Le départ de Barthélémy Dias serait également motivé par des divergences profondes sur le fonctionnement interne du mouvement. Toujours selon les témoignages recueillis par l'hebdomadaire panafricain, le maire de Dakar aurait fait les frais de "l'inorganisation interne" et de "certains choix stratégiques" de Taxawu Sénégal. Ces dysfonctionnements auraient limité sa capacité d'action et freiné ses ambitions politiques personnelles.
"Barthélémy Dias songe à quitter Taxawu Sénégal, il espère peser davantage en étant seul", confiait déjà il y a quelques mois à Jeune Afrique une source dans son entourage. Cette volonté d'indépendance politique traduirait l'ambition du maire de Dakar de développer son propre projet, sans être constamment associé à la figure de Khalifa Sall.
Cette séparation s'inscrit dans un contexte plus large des tensions générationnelles qui traversent la politique sénégalaise. Comme le souligne Jeune Afrique, le pays connaît régulièrement des situations où "les dauphins pressentis quittent la maison mère pour s'en aller voler de leurs propres ailes, confrontés à un plafond de verre." À 69 ans, Khalifa Sall reste fermement à la tête de Taxawu Sénégal, limitant potentiellement les perspectives d'évolution de son ancien numéro deux.

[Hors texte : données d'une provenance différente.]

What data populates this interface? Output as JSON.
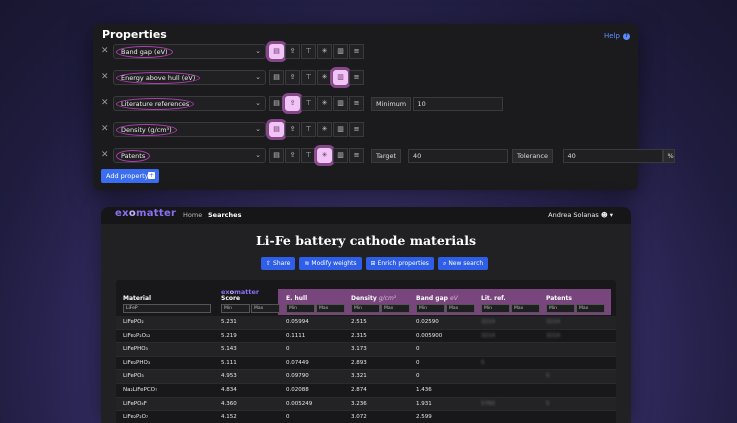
{
  "props": {
    "title": "Properties",
    "help": "Help",
    "add_label": "Add property",
    "rows": [
      {
        "label": "Band gap (eV)",
        "hl": 0,
        "extra": []
      },
      {
        "label": "Energy above hull (eV)",
        "hl": 4,
        "extra": []
      },
      {
        "label": "Literature references",
        "hl": 1,
        "extra": [
          {
            "type": "label",
            "text": "Minimum"
          },
          {
            "type": "field",
            "text": "10"
          }
        ]
      },
      {
        "label": "Density (g/cm³)",
        "hl": 0,
        "extra": []
      },
      {
        "label": "Patents",
        "hl": 3,
        "extra": [
          {
            "type": "label",
            "text": "Target"
          },
          {
            "type": "field",
            "text": "40"
          },
          {
            "type": "label",
            "text": "Tolerance"
          },
          {
            "type": "field",
            "text": "40"
          },
          {
            "type": "unit",
            "text": "%"
          }
        ]
      }
    ],
    "icons": [
      "document-icon",
      "upload-icon",
      "align-top-icon",
      "cross-arrows-icon",
      "file-icon",
      "sliders-icon"
    ]
  },
  "app": {
    "logo_a": "ex",
    "logo_o": "o",
    "logo_b": "matter",
    "nav": [
      "Home",
      "Searches"
    ],
    "user": "Andrea Solanas",
    "title": "Li-Fe battery cathode materials",
    "actions": [
      {
        "icon": "⇧",
        "label": "Share"
      },
      {
        "icon": "≋",
        "label": "Modify weights"
      },
      {
        "icon": "⊞",
        "label": "Enrich properties"
      },
      {
        "icon": "⌕",
        "label": "New search"
      }
    ]
  },
  "table": {
    "headers": {
      "material": "Material",
      "score": "Score",
      "ehull": "E. hull",
      "density": "Density",
      "density_unit": "g/cm³",
      "bandgap": "Band gap",
      "bandgap_unit": "eV",
      "litref": "Lit. ref.",
      "patents": "Patents"
    },
    "filter_value": "LiFeP",
    "min": "Min",
    "max": "Max",
    "rows": [
      {
        "material": "LiFePO₂",
        "score": "5.231",
        "ehull": "0.05994",
        "density": "2.515",
        "bandgap": "0.02590",
        "litref": "3214",
        "patents": "3214"
      },
      {
        "material": "LiFe₂P₂O₁₂",
        "score": "5.219",
        "ehull": "0.1111",
        "density": "2.315",
        "bandgap": "0.005900",
        "litref": "3214",
        "patents": "3214"
      },
      {
        "material": "LiFePHO₃",
        "score": "5.143",
        "ehull": "0",
        "density": "3.173",
        "bandgap": "0",
        "litref": "",
        "patents": ""
      },
      {
        "material": "LiFe₂PHO₃",
        "score": "5.111",
        "ehull": "0.07449",
        "density": "2.893",
        "bandgap": "0",
        "litref": "5",
        "patents": ""
      },
      {
        "material": "LiFePO₃",
        "score": "4.953",
        "ehull": "0.09790",
        "density": "3.321",
        "bandgap": "0",
        "litref": "",
        "patents": "5"
      },
      {
        "material": "Na₂LiFePCO₇",
        "score": "4.834",
        "ehull": "0.02088",
        "density": "2.874",
        "bandgap": "1.436",
        "litref": "",
        "patents": ""
      },
      {
        "material": "LiFePO₄F",
        "score": "4.360",
        "ehull": "0.005249",
        "density": "3.236",
        "bandgap": "1.931",
        "litref": "5760",
        "patents": "5"
      },
      {
        "material": "LiFe₂P₂O₇",
        "score": "4.152",
        "ehull": "0",
        "density": "3.072",
        "bandgap": "2.599",
        "litref": "",
        "patents": ""
      }
    ]
  },
  "colors": {
    "accent": "#3a6df0",
    "highlight": "#f0c4f4",
    "ring": "#b03fb3",
    "brand": "#8c6ff0"
  }
}
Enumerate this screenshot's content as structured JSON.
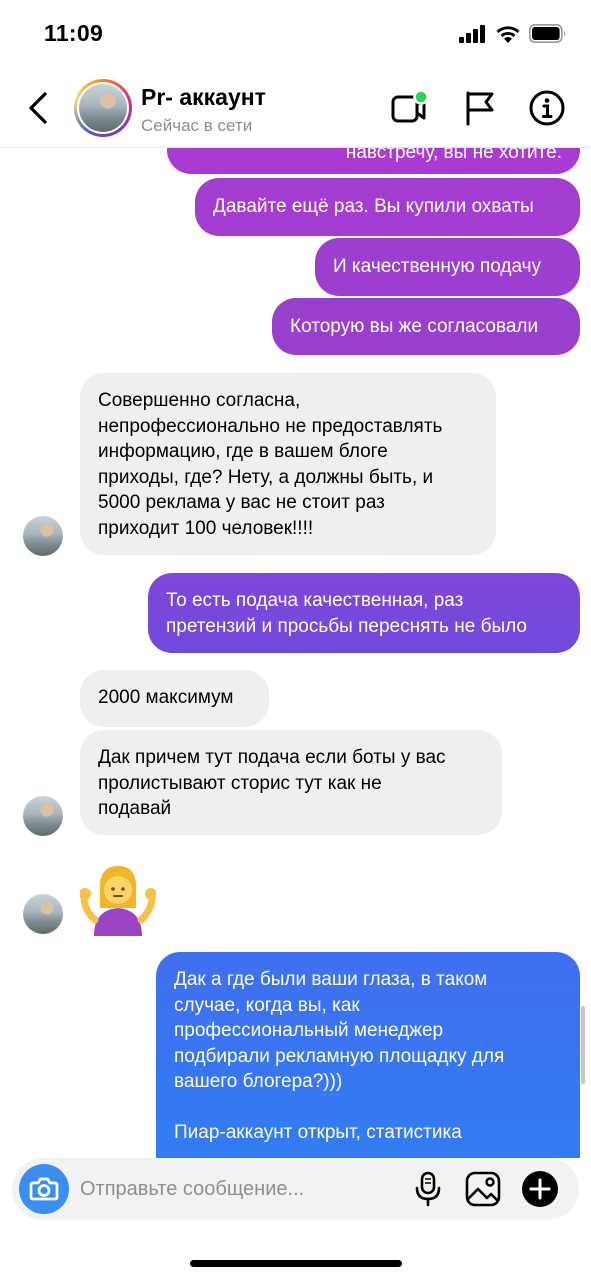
{
  "status_bar": {
    "time": "11:09"
  },
  "header": {
    "title": "Pr- аккаунт",
    "subtitle": "Сейчас в сети"
  },
  "messages": [
    {
      "direction": "out",
      "text": "навстречу, вы не хотите."
    },
    {
      "direction": "out",
      "text": "Давайте ещё раз. Вы купили охваты"
    },
    {
      "direction": "out",
      "text": "И качественную подачу"
    },
    {
      "direction": "out",
      "text": "Которую вы же согласовали"
    },
    {
      "direction": "in",
      "text": "Совершенно согласна,\nнепрофессионально не предоставлять\nинформацию, где в вашем блоге\nприходы, где? Нету, а должны быть, и\n5000 реклама у вас не стоит раз\nприходит 100 человек!!!!"
    },
    {
      "direction": "out",
      "text": "То есть подача качественная, раз\nпретензий и просьбы переснять не было"
    },
    {
      "direction": "in",
      "text": "2000 максимум"
    },
    {
      "direction": "in",
      "text": "Дак причем тут подача если боты у вас\nпролистывают сторис тут как не\nподавай"
    },
    {
      "direction": "in",
      "emoji": "person-shrugging-emoji"
    },
    {
      "direction": "out",
      "text": "Дак а где были ваши глаза, в таком\nслучае, когда вы, как\nпрофессиональный менеджер\nподбирали рекламную площадку для\nвашего блогера?)))\n\nПиар-аккаунт открыт, статистика"
    }
  ],
  "composer": {
    "placeholder": "Отправьте сообщение..."
  },
  "colors": {
    "incoming_bubble": "#efefef",
    "outgoing_gradient_top": "#a23bd0",
    "outgoing_gradient_mid": "#6b4fe0",
    "outgoing_gradient_bottom": "#3b79ec",
    "online_dot": "#2fd34b",
    "camera_button": "#3a8ef0"
  },
  "icons": [
    "chevron-left-icon",
    "video-call-icon",
    "flag-icon",
    "info-icon",
    "camera-icon",
    "microphone-icon",
    "gallery-icon",
    "plus-icon"
  ]
}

Malgré cette séparation, l'ancien leader de Barthélémy Dias a tenu à lui rendre hommage. "Il l'a fait avec respect, en saluant l'engagement passé de Barthélémy et en lui souhaitant bonne chance pour la suite", indique à Jeune Afrique Mamadou Léopold Mbaye, président de la commission scientifique de Taxawu Sénégal. Ce dernier ajoute : "Barthélémy Dias a été un acteur important de notre plateforme, dont il occupait la place de numéro deux. S'il estime aujourd'hui être assez grand pour aller défendre son projet en dehors de Taxawu Sénégal, c'est une décision que nous respectons, même si ce n'était pas notre souhait."
Cette rupture intervient dans un moment particulièrement délicat pour l'opposition sénégalaise, déjà considérablement affaiblie après les échecs électoraux de 2024, qualifiée d'"année zéro" par Jeune Afrique. Face à la domination écrasante du parti Pastef, Barthélémy Dias se retrouve désormais dans une position précaire, "sans tutelle, face à une page blanche", après être également "entré en disgrâce auprès de ses anciens alliés de Pastef, qui cherchent aujourd'hui à l'écarter de l'hôtel de ville de la capitale après l'avoir éjecté sans ménagement de l'Assemblée nationale", conclut l'hebdomadaire panafricain.